The function of integrin αvβ6 in IBD and colitis-associated carcinoma (CAC) with the underlying mechanisms has been less studied. In the present study, we detected the level of integrin β6 within inflammation including colitis tissues in human and mouse. To investigate the role of integrin β6 in IBD and CAC, integrin β6 deficient mice were hence generated based on the construction of colitis and CAC model.
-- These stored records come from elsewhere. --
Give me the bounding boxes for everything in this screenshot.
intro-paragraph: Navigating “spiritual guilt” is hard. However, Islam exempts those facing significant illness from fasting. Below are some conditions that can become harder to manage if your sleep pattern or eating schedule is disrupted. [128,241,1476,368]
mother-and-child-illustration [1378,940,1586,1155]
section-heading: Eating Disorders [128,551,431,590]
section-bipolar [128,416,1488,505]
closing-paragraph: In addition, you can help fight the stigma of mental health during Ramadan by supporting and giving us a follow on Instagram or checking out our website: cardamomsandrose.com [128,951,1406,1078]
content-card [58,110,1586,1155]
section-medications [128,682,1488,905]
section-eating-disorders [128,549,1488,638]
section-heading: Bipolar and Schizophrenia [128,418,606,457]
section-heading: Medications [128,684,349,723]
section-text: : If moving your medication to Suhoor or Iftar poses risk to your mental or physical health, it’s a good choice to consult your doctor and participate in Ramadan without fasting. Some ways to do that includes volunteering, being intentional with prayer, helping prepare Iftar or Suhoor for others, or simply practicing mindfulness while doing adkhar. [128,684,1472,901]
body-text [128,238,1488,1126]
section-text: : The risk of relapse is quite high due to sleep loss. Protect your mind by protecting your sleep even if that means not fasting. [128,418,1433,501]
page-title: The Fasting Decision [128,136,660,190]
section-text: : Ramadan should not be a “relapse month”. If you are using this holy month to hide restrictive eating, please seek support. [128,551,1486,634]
We noted that integrin β6 was significantly upregulated in inflammatory epithelium of patients with IBD. Integrin β6 deletion not only reduced infiltration of pro-inflammatory cytokines, but also attenuated disruption of tight junctions between colonic epithelial cells. Meanwhile, lack of integrin β6 affected macrophage infiltration in mice with colitis. This study further revealed that lack of integrin β6 could inhibit tumorigenesis and tumor progression in CAC model by influencing macrophage polarization, which was also involved in attenuating the degree of intestinal symptoms and inflammatory responses in mice suffering from colitis.
The present research provides a potentially new perspective and option for the treatment of IBD and CAC.